The glibc bug that caused this issue made some systems unbootable, and apparently the Fedora rawhide update that fixed it also introduced an unrelated qsort regression, so I would suggest staying with a stable release of glibc until the dust has settled.

Or, if you particularly want to be using the latest unreleased development snapshots of glibc at this early stage in their release cycle (for the adventurous only), sorry but it will be necessary to keep track of regressions like this one and apply workarounds/fixes if necessary. There are limits to what pressure-vessel/Steam Linux Runtime can do to insulate you from regressions in core system components like glibc.

Replying to #630 (comment)

surely, sometimes running git of things like this catches regressions but it sometimes also catches changes that "downstream" might need to adapt to. this time it was an regression, but il continue my adventurous building and keep reporting :D eventually il catch something that isnt an regression i guess.

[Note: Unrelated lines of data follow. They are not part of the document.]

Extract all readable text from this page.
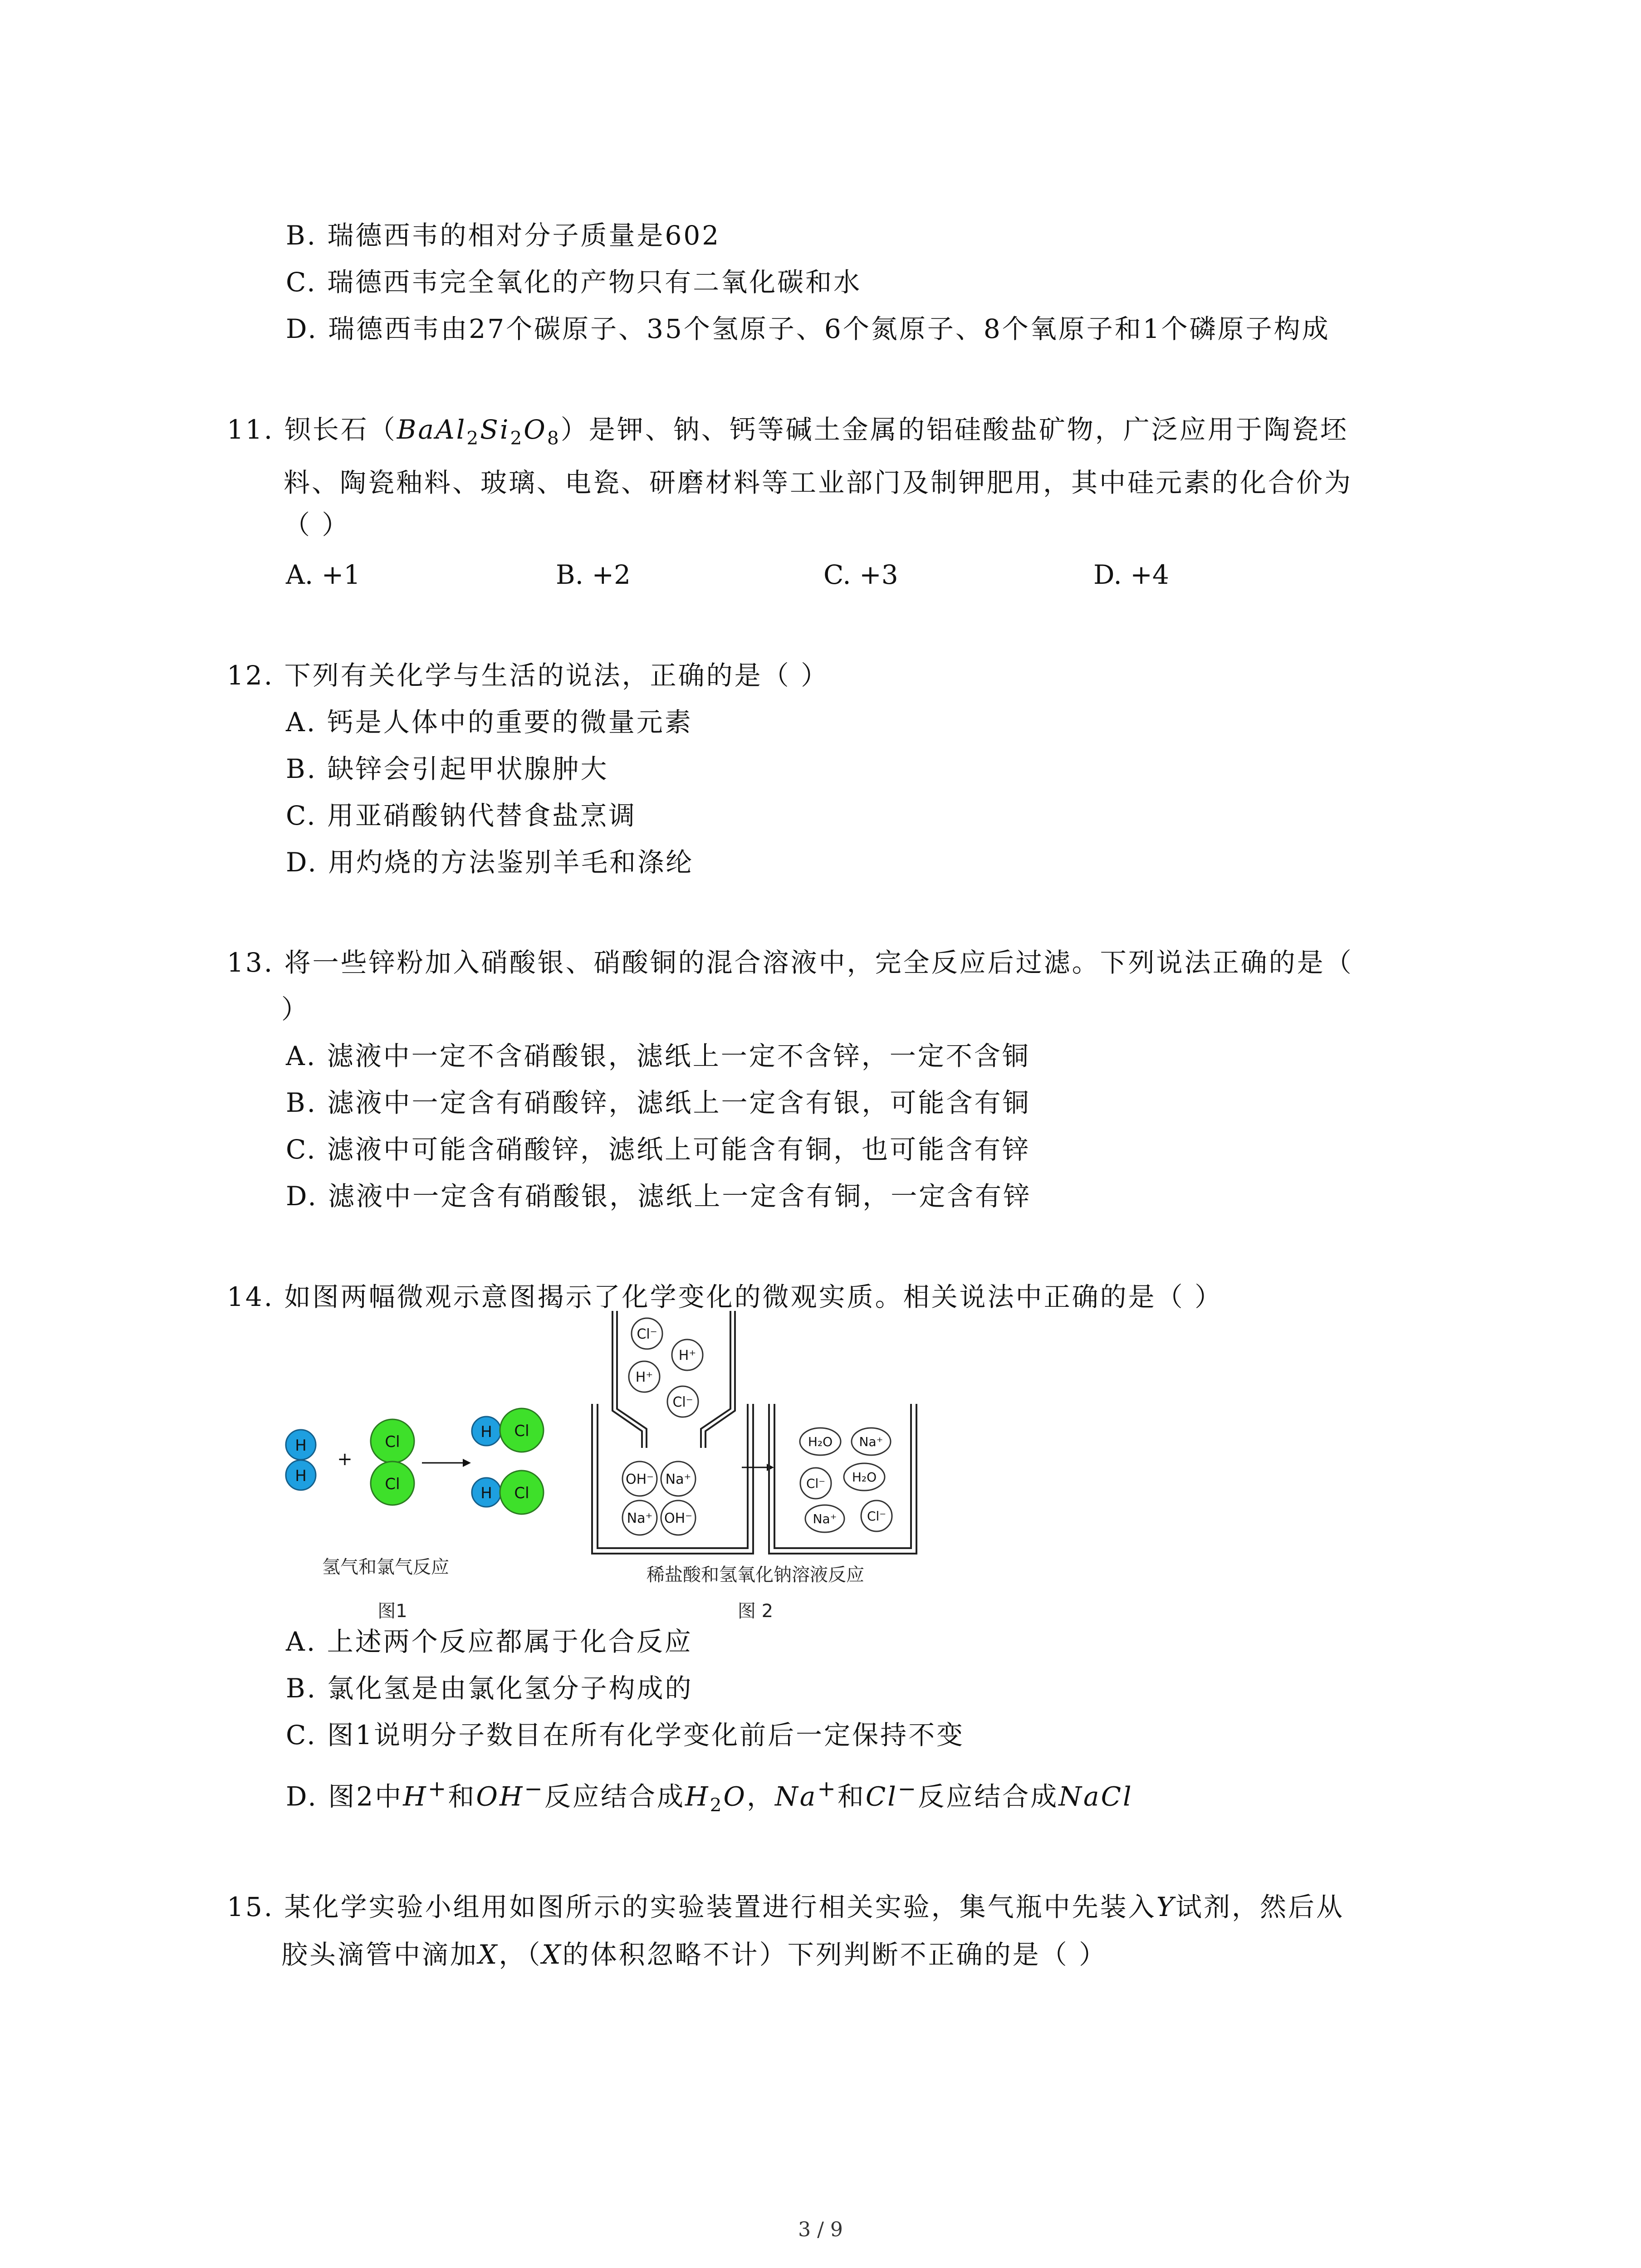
B. 瑞德西韦的相对分子质量是602
C. 瑞德西韦完全氧化的产物只有二氧化碳和水
D. 瑞德西韦由27个碳原子、35个氢原子、6个氮原子、8个氧原子和1个磷原子构成
11. 钡长石$(BaAl_2Si_2O_8)$是钾、钠、钙等碱土金属的铝硅酸盐矿物，广泛应用于陶瓷坯
料、陶瓷釉料、玻璃、电瓷、研磨材料等工业部门及制钾肥用，其中硅元素的化合价为
（ ）
A. +1	B. +2	C. +3	D. +4
12. 下列有关化学与生活的说法，正确的是（ ）
A. 钙是人体中的重要的微量元素
B. 缺锌会引起甲状腺肿大
C. 用亚硝酸钠代替食盐烹调
D. 用灼烧的方法鉴别羊毛和涤纶
13. 将一些锌粉加入硝酸银、硝酸铜的混合溶液中，完全反应后过滤。下列说法正确的是（
）
A. 滤液中一定不含硝酸银，滤纸上一定不含锌，一定不含铜
B. 滤液中一定含有硝酸锌，滤纸上一定含有银，可能含有铜
C. 滤液中可能含硝酸锌，滤纸上可能含有铜，也可能含有锌
D. 滤液中一定含有硝酸银，滤纸上一定含有铜，一定含有锌
14. 如图两幅微观示意图揭示了化学变化的微观实质。相关说法中正确的是（ ）
H
H
+
Cl
Cl
H Cl
H Cl
氢气和氯气反应
图1
Cl⁻
H⁺
H⁺
Cl⁻
OH⁻ Na⁺
Na⁺ OH⁻
H₂O Na⁺
Cl⁻ H₂O
Na⁺ Cl⁻
稀盐酸和氢氧化钠溶液反应
图 2
A. 上述两个反应都属于化合反应
B. 氯化氢是由氯化氢分子构成的
C. 图1说明分子数目在所有化学变化前后一定保持不变
D. 图2中H+和OH−反应结合成$H_2O$，Na+和Cl−反应结合成NaCl
15. 某化学实验小组用如图所示的实验装置进行相关实验，集气瓶中先装入Y试剂，然后从
胶头滴管中滴加X，（X的体积忽略不计）下列判断不正确的是（ ）
3 / 9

While trying to reproduce this on Fedora (with the broken glibc version) I've found that the same bug can also result in pressure-vessel-adverb just crashing on startup. That happens earlier than it's possible for a workaround to take effect, as a result of libdl.so.2 being missing from the host /etc/ld.so.cache (which means we end up trying to use the host libc.so.6 with Debian 11's libdl.so.2, which is incompatible).

I think that confirms that this is something that needs to be fixed in glibc, and can't usefully be worked around in pressure-vessel.

For Fedora users, glibc-2.38.9000-22.fc40 should resolve this.

For AUR or otherwise self-compiled users, the latest glibc git should hopefully resolve this: specifically, today's commit cfb5a97a "ldconfig: Fixes for skipping temporary files" is the one that's needed.

For AUR or otherwise self-compiled users, the latest glibc git should hopefully resolve this: specifically, today's commit cfb5a97a "ldconfig: Fixes for skipping temporary files" is the one that's needed.

yep does here, should i close the issue?

Yes, please close it. I think we can consider this to be resolved now.

As a follow-up for this: newer versions of the container runtime (since this week's betas with pressure-vessel 0.20231128.0) have some code to help to diagnose issues like this one. When run with STEAM_LINUX_RUNTIME_VERBOSE=1, the log will now include the full contents of the ldconfig cache, which should help us to identify if required files have gone missing from the cache.